-1

I use re.match to find the string like this:

print(re.match('''#include(\s)?".*"''', '''#include "my.h"'''))

then I got the result like this:

<_sre.SRE_Match object; span=(0, 15), match='#include "my.h"'>

and then I replace match function:

print(re.findall('''#include(\s)?".*"''', '''#include "my.h"'''))

the result is:

[' ']

I was confused, why dosen't re.findall return the matched string? What's wrong with my regular expression?

Alan Moore
  • 73,866
  • 12
  • 100
  • 156

1 Answers1

1

From help(re.findall):

Return a list of all non-overlapping matches in the string.

If one or more capturing groups are present in the pattern, return a list of groups; this will be a list of tuples if the pattern has more than one group.

Empty matches are included in the result.

Your parenthesized bit, (\s), is a capturing group, so re.findall returns a list of the captures.

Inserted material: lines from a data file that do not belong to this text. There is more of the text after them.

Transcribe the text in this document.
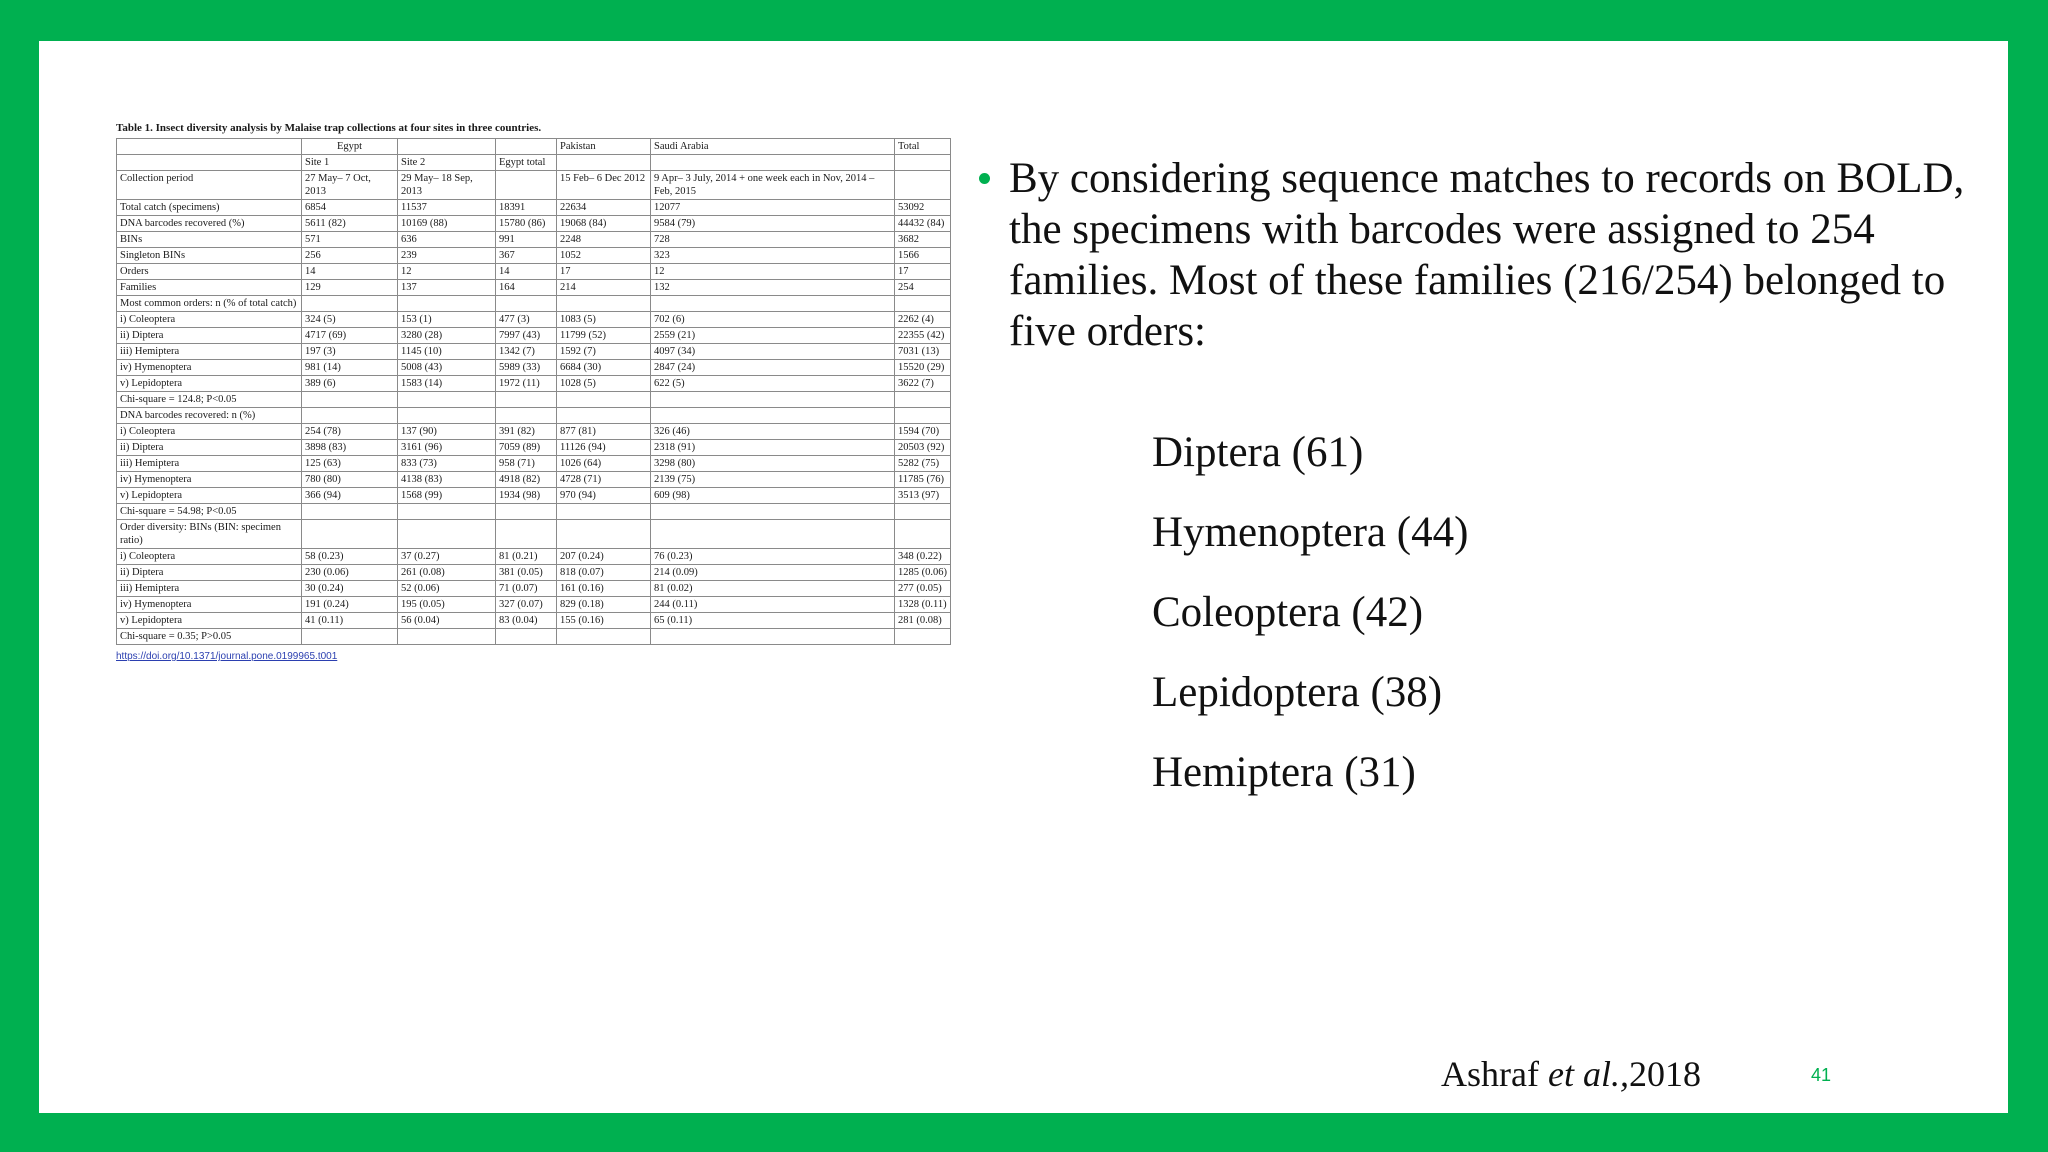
Table 1. Insect diversity analysis by Malaise trap collections at four sites in three countries.
	Egypt			Pakistan	Saudi Arabia	Total
	Site 1	Site 2	Egypt total			
Collection period	27 May– 7 Oct, 2013	29 May– 18 Sep, 2013		15 Feb– 6 Dec 2012	9 Apr– 3 July, 2014 + one week each in Nov, 2014 –Feb, 2015	
Total catch (specimens)	6854	11537	18391	22634	12077	53092
DNA barcodes recovered (%)	5611 (82)	10169 (88)	15780 (86)	19068 (84)	9584 (79)	44432 (84)
BINs	571	636	991	2248	728	3682
Singleton BINs	256	239	367	1052	323	1566
Orders	14	12	14	17	12	17
Families	129	137	164	214	132	254
Most common orders: n (% of total catch)						
i) Coleoptera	324 (5)	153 (1)	477 (3)	1083 (5)	702 (6)	2262 (4)
ii) Diptera	4717 (69)	3280 (28)	7997 (43)	11799 (52)	2559 (21)	22355 (42)
iii) Hemiptera	197 (3)	1145 (10)	1342 (7)	1592 (7)	4097 (34)	7031 (13)
iv) Hymenoptera	981 (14)	5008 (43)	5989 (33)	6684 (30)	2847 (24)	15520 (29)
v) Lepidoptera	389 (6)	1583 (14)	1972 (11)	1028 (5)	622 (5)	3622 (7)
Chi-square = 124.8; P<0.05						
DNA barcodes recovered: n (%)						
i) Coleoptera	254 (78)	137 (90)	391 (82)	877 (81)	326 (46)	1594 (70)
ii) Diptera	3898 (83)	3161 (96)	7059 (89)	11126 (94)	2318 (91)	20503 (92)
iii) Hemiptera	125 (63)	833 (73)	958 (71)	1026 (64)	3298 (80)	5282 (75)
iv) Hymenoptera	780 (80)	4138 (83)	4918 (82)	4728 (71)	2139 (75)	11785 (76)
v) Lepidoptera	366 (94)	1568 (99)	1934 (98)	970 (94)	609 (98)	3513 (97)
Chi-square = 54.98; P<0.05						
Order diversity: BINs (BIN: specimen ratio)						
i) Coleoptera	58 (0.23)	37 (0.27)	81 (0.21)	207 (0.24)	76 (0.23)	348 (0.22)
ii) Diptera	230 (0.06)	261 (0.08)	381 (0.05)	818 (0.07)	214 (0.09)	1285 (0.06)
iii) Hemiptera	30 (0.24)	52 (0.06)	71 (0.07)	161 (0.16)	81 (0.02)	277 (0.05)
iv) Hymenoptera	191 (0.24)	195 (0.05)	327 (0.07)	829 (0.18)	244 (0.11)	1328 (0.11)
v) Lepidoptera	41 (0.11)	56 (0.04)	83 (0.04)	155 (0.16)	65 (0.11)	281 (0.08)
Chi-square = 0.35; P>0.05						
https://doi.org/10.1371/journal.pone.0199965.t001
By considering sequence matches to records on BOLD, the specimens with barcodes were assigned to 254 families. Most of these families (216/254) belonged to five orders:
Diptera (61)
Hymenoptera (44)
Coleoptera (42)
Lepidoptera (38)
Hemiptera (31)
Ashraf et al.,2018	41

There’s only one capturing group, so each item in the list is just a string, rather than a tuple.

You can make the group non-capturing using ?:, i.e. (?:\s)?. That isn’t very useful at that point, though, since it’s equivalent to just \s?. For more flexibility – e.g. if you ever need to capture more than one part – re.finditer is probably the best way to go:

for m in re.finditer(r'#include\s*"(.*?)"', '#include "my.h"'):
    print('Included %s using %s' % (m.group(1), m.group(0)))
Ry-
  • 218,210
  • 55
  • 464
  • 476